ホテル『KOGO』までの道すがら、あの日のことを思い返す。

日下部さんのご両親を諦めさせるために、私にアタックすると宣言した上条勝利だったが……。

「こりゃ、イイ!」と声高らかに宣言した後、会場を見渡し彼はほくそ笑んだ。そして、セミナーが終わると私を控え室に呼び出し言った。

「僕はウンザリだったんだよ。僕狙いでセミナーに参加する輩が」

しかし、そういう輩をお宅も利用価値がある、と思っていたのでは、と心の中で突っ込んでいると……。

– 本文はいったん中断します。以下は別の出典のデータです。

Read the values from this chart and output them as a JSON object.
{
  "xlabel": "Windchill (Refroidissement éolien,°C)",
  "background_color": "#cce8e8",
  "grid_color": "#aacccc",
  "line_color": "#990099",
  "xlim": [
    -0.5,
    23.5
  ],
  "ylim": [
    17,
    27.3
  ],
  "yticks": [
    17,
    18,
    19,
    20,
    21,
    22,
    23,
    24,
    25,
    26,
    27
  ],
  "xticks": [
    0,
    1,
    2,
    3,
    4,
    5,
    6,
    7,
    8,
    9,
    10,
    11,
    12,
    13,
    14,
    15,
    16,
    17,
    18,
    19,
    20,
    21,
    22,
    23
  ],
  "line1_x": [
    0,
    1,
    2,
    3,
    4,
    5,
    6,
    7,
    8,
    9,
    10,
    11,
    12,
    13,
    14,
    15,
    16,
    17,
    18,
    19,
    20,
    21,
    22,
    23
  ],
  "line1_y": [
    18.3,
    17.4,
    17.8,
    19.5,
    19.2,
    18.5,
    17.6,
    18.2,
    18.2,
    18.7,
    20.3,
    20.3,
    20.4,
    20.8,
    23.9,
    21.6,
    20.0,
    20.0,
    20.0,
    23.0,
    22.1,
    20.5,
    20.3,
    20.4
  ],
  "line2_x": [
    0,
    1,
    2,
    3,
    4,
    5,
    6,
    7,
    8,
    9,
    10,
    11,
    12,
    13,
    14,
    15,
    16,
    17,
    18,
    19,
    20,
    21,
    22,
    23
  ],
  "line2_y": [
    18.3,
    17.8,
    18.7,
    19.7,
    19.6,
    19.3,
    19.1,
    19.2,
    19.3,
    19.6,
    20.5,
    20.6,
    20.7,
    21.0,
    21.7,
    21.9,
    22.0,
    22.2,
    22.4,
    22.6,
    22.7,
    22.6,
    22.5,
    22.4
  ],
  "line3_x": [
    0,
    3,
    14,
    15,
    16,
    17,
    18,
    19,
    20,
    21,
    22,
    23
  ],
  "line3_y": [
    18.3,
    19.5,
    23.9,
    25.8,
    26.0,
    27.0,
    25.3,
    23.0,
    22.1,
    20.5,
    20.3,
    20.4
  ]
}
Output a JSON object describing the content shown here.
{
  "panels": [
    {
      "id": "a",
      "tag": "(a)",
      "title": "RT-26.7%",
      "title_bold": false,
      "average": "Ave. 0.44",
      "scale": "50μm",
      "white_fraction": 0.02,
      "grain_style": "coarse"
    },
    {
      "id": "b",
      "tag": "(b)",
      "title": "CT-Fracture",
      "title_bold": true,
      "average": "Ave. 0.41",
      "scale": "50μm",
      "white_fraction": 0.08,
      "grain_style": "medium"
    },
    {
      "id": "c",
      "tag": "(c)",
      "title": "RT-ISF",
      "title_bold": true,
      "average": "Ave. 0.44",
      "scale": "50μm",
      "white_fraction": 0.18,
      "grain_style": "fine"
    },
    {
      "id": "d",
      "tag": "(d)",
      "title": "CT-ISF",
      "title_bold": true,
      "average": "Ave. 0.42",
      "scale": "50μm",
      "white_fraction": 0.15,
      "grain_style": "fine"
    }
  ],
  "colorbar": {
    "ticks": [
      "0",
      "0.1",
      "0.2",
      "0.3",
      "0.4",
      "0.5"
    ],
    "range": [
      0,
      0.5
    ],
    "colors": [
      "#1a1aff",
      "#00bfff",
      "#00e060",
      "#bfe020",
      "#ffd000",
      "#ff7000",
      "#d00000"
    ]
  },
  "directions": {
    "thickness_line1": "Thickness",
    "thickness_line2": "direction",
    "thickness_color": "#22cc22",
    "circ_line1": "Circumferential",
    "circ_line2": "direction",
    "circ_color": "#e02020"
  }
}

「奴らは生温いんだよ! アピールするならもっと貪欲に仕掛けないと、全然、対抗する気が起こらない」

まさかのウエルカム発言。

「おそらく、僕が君にモーションを掛けるほど、周りは焦って仕掛けてくるだろう。そして……利はこちらにある。ヨシ! 冬夏、僕は本格的に君を落とす。だが、君は、何があっても、セミナーが終わるまで落とされるんじゃないぞ」

冬夏? 呼び捨て? 否、今はそこが問題ではない!
何を勝手なことを言っているのだ、と思っていると……。

「これは、日下部さんと山下君のためでもあるんだよ。二人の未来が失くなるか、バラ色になるかは君次第だ」

そう言って脅された。落とされる気はサラサラないが……。